Qui n’a jamais prescrit ou entendu parler de la vertu des pruneaux dans la constipation ? Qui n’a jamais prescrit un régime sans protéines de lait de vache pour voir si le nourrisson ne serait pas moins inconfortable ? Qui n’a pas essayé de convaincre un adolescent à la corpulence généreuse de tenter un régime un peu moins riche en calories ? Un régime “comme j’aime pas”, m’a répondu un jour un enfant de 10 ans pesant 54 kg. Qui n’ a jamais entendu un parent dire avec conviction : “je n’ajoute jamais de sucre dans le yaourt de mon bébé et jamais de sel dans les purées, sinon, il va s’habituer et devenir gros et hypertendu” ! Plusieurs études infirment pourtant cette hypothèse, renforçant l’innocuité d’un apport en sel et sucre dans les habitudes alimentaires ultérieures [1, 2]. Qui n’ a pas entendu le slogan devenu “doctrine” : “Mangez 5 fruits et légumes par jour” ? Comme si notre santé et celle de notre famille en dépendait ! Mais qui connaît l’étude princeps comparant l’effet des vitamines et anti-oxydants consommés pendant 8 ans versus placebo, chez des adultes de 35 à 60 ans ? Le résultat n’est probant que pour le cancer du côlon chez l’homme. La dose proposée de vitamines et anti-oxydants correspondait à 80 g, soit 5 portions de fruits et légumes [3] ! . Les enfants ne sont concernés en rien dans cette étude…

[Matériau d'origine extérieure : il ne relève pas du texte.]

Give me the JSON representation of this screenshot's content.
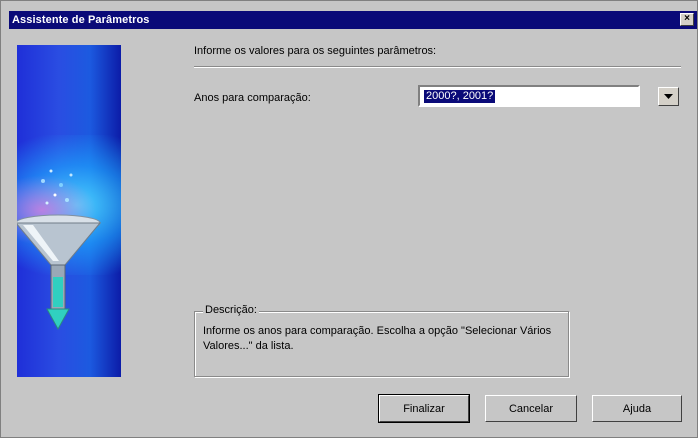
{
  "window": {
    "title": "Assistente de Parâmetros",
    "close_symbol": "×"
  },
  "main": {
    "instruction": "Informe os valores para os seguintes parâmetros:",
    "parameter": {
      "label": "Anos para comparação:",
      "value": "2000?, 2001?",
      "dropdown_icon": "chevron-down-icon"
    },
    "description": {
      "legend": "Descrição:",
      "text": "Informe os anos para comparação. Escolha a opção \"Selecionar Vários Valores...\" da lista."
    }
  },
  "buttons": {
    "finish": "Finalizar",
    "cancel": "Cancelar",
    "help": "Ajuda"
  },
  "colors": {
    "titlebar": "#0a0a78",
    "selection": "#0a0a78",
    "face": "#c6c6c6"
  }
}
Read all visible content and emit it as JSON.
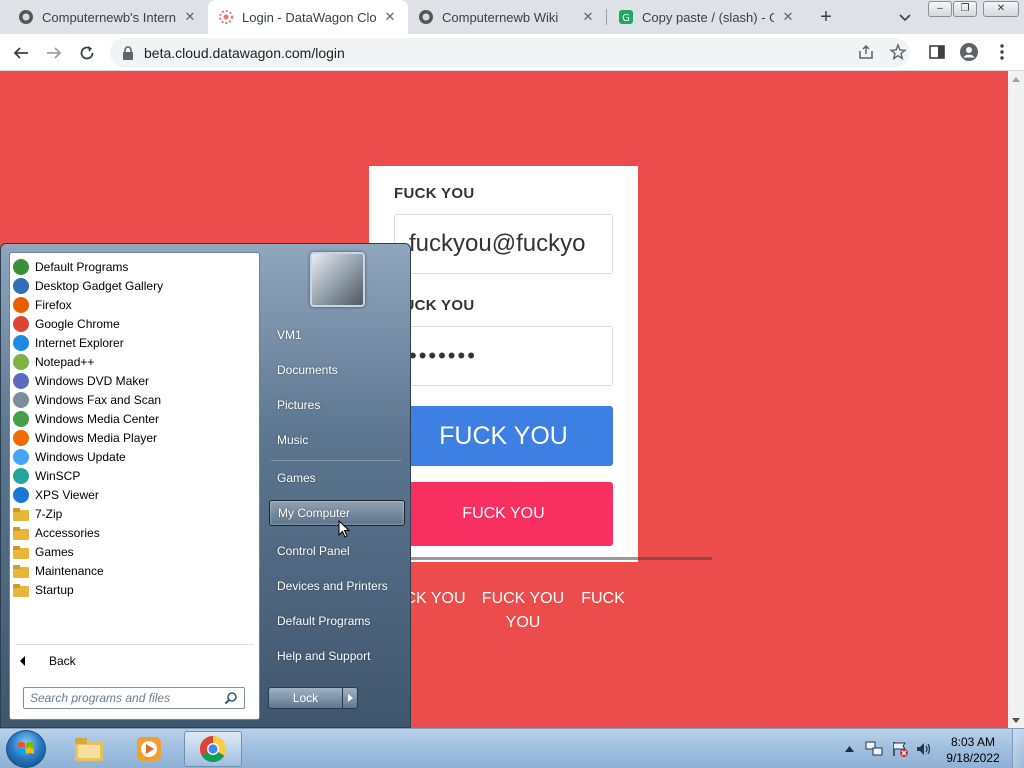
{
  "browser": {
    "tabs": [
      {
        "label": "Computernewb's Internet"
      },
      {
        "label": "Login - DataWagon Cloud"
      },
      {
        "label": "Computernewb Wiki"
      },
      {
        "label": "Copy paste / (slash) - Gly"
      }
    ],
    "close_glyph": "✕",
    "new_tab_glyph": "+",
    "url": "beta.cloud.datawagon.com/login",
    "window_buttons": {
      "minimize": "–",
      "maximize": "❐",
      "close": "✕"
    }
  },
  "login_page": {
    "background_color": "#ec4c4c",
    "email_label": "FUCK YOU",
    "email_value": "fuckyou@fuckyo",
    "password_label": "FUCK YOU",
    "password_value": "•••••••",
    "password_label_visible": "UCK YOU",
    "password_value_visible": "•••••••",
    "primary_button": "FUCK YOU",
    "secondary_button": "FUCK YOU",
    "links": [
      "CK YOU",
      "FUCK YOU",
      "FUCK"
    ],
    "link_two_line1": "FUCK YOU",
    "link_two_line2": "YOU"
  },
  "start_menu": {
    "programs": [
      {
        "label": "Default Programs",
        "icon": "default-programs-icon",
        "color": "#3a8f3a"
      },
      {
        "label": "Desktop Gadget Gallery",
        "icon": "gadget-icon",
        "color": "#2e6fb5"
      },
      {
        "label": "Firefox",
        "icon": "firefox-icon",
        "color": "#e66000"
      },
      {
        "label": "Google Chrome",
        "icon": "chrome-icon",
        "color": "#db4437"
      },
      {
        "label": "Internet Explorer",
        "icon": "ie-icon",
        "color": "#1e88e5"
      },
      {
        "label": "Notepad++",
        "icon": "notepadpp-icon",
        "color": "#7cb342"
      },
      {
        "label": "Windows DVD Maker",
        "icon": "dvd-maker-icon",
        "color": "#5c6bc0"
      },
      {
        "label": "Windows Fax and Scan",
        "icon": "fax-icon",
        "color": "#78909c"
      },
      {
        "label": "Windows Media Center",
        "icon": "media-center-icon",
        "color": "#43a047"
      },
      {
        "label": "Windows Media Player",
        "icon": "media-player-icon",
        "color": "#ef6c00"
      },
      {
        "label": "Windows Update",
        "icon": "windows-update-icon",
        "color": "#42a5f5"
      },
      {
        "label": "WinSCP",
        "icon": "winscp-icon",
        "color": "#26a69a"
      },
      {
        "label": "XPS Viewer",
        "icon": "xps-viewer-icon",
        "color": "#1976d2"
      },
      {
        "label": "7-Zip",
        "icon": "folder-icon",
        "color": "#e8b73a"
      },
      {
        "label": "Accessories",
        "icon": "folder-icon",
        "color": "#e8b73a"
      },
      {
        "label": "Games",
        "icon": "folder-icon",
        "color": "#e8b73a"
      },
      {
        "label": "Maintenance",
        "icon": "folder-icon",
        "color": "#e8b73a"
      },
      {
        "label": "Startup",
        "icon": "folder-icon",
        "color": "#e8b73a"
      }
    ],
    "back_label": "Back",
    "search_placeholder": "Search programs and files",
    "right_items": [
      "VM1",
      "Documents",
      "Pictures",
      "Music",
      "Games",
      "My Computer",
      "Control Panel",
      "Devices and Printers",
      "Default Programs",
      "Help and Support"
    ],
    "highlighted_item": "My Computer",
    "lock_label": "Lock"
  },
  "taskbar": {
    "time": "8:03 AM",
    "date": "9/18/2022"
  }
}
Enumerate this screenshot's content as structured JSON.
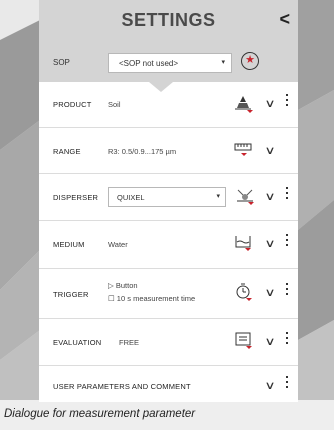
{
  "header": {
    "title": "SETTINGS",
    "back_label": "<"
  },
  "sop": {
    "label": "SOP",
    "value": "<SOP not used>",
    "arrow": "▾"
  },
  "rows": [
    {
      "label": "PRODUCT",
      "value": "Soil",
      "icon": "product-icon"
    },
    {
      "label": "RANGE",
      "value": "R3: 0.5/0.9...175 µm",
      "icon": "range-icon"
    },
    {
      "label": "DISPERSER",
      "value": "QUIXEL",
      "icon": "disperser-icon"
    },
    {
      "label": "MEDIUM",
      "value": "Water",
      "icon": "medium-icon"
    },
    {
      "label": "TRIGGER",
      "value_line1": "▷ Button",
      "value_line2": "☐ 10 s measurement time",
      "icon": "trigger-icon"
    },
    {
      "label": "EVALUATION",
      "value": "FREE",
      "icon": "evaluation-icon"
    },
    {
      "label": "USER PARAMETERS AND COMMENT"
    }
  ],
  "chevron": "∨",
  "caption": "Dialogue for measurement parameter",
  "colors": {
    "accent": "#c8232c",
    "header_bg": "#d4d4d4"
  }
}
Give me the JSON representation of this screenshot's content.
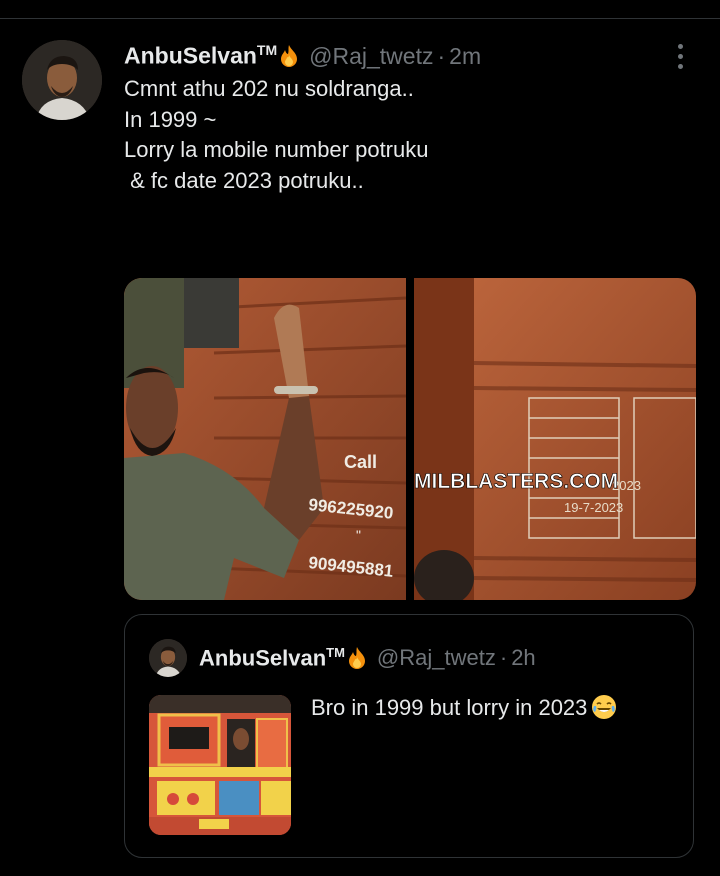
{
  "tweet": {
    "display_name": "AnbuSelvan",
    "trademark": "TM",
    "handle": "@Raj_twetz",
    "separator": "·",
    "time": "2m",
    "text_lines": [
      "Cmnt athu 202 nu soldranga..",
      "",
      "In 1999 ~",
      "",
      "Lorry la mobile number potruku",
      " & fc date 2023 potruku.."
    ],
    "icons": {
      "badge": "fire-emoji",
      "menu": "more-options-icon"
    }
  },
  "media": {
    "left_image": {
      "sign_lines": [
        "Call",
        "996225920",
        "\"",
        "909495881"
      ]
    },
    "right_image": {
      "watermark": "MILBLASTERS.COM",
      "plate_year": "2023",
      "plate_date": "19-7-2023"
    }
  },
  "quote": {
    "display_name": "AnbuSelvan",
    "trademark": "TM",
    "handle": "@Raj_twetz",
    "separator": "·",
    "time": "2h",
    "text": "Bro in 1999 but lorry in 2023",
    "emoji": "face-with-tears-of-joy-emoji"
  },
  "colors": {
    "background": "#000000",
    "text": "#e7e9ea",
    "muted": "#71767b",
    "border": "#2f3336"
  }
}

La bien-pensance, le politiquement correct, s’appliquent tout particulièrement à l’alimentation. Le manger sain, manger sous le logo agriculture biologique (“bio”, est-ce vraiment bon ?) s’oppose à la “malbouffe” et à l’obésité dans l’esprit d’une partie de la population. Les régimes 100 % (sans pour sans !), sans lait, sans gluten, voire végétaliens, paraissent pour certains moins déviants qu’une alimentation standard pour omnivores servie dans les cantines.
Alors, quand la diététique peut devenir thérapeutique, il y a engouement. Nous entrons dans le concept de l’alicament. Un alicament est un aliment dont la composition explicitement formulée implique un effet actif sur la santé du consommateur.
Le boom des compléments alimentaires disponibles en pharmacie montre bien l’adhésion positive de la population au concept. Ces compléments, ces “rajouts”, compenseraient-ils un manque, un excès de “sans”… à se faire du mauvais sang ? Sous la dénomination de “produits naturels”, volontiers “bio”, ces produits, vendus sans remboursement, rassurent et prennent une part de marché non négligeable. Contrairement aux médicaments, ils ne sont pas soumis aux mêmes exigences de mise sur le marché. La conséquence en est que la majorité d’entre eux allègue des effets sans avoir fait l’objet d’études cliniques. Le crédit médical des probiotiques est énorme, mais rappelons que, dans la législation française, les probiotiques sont soumis uniquement aux règles des compléments alimentaires.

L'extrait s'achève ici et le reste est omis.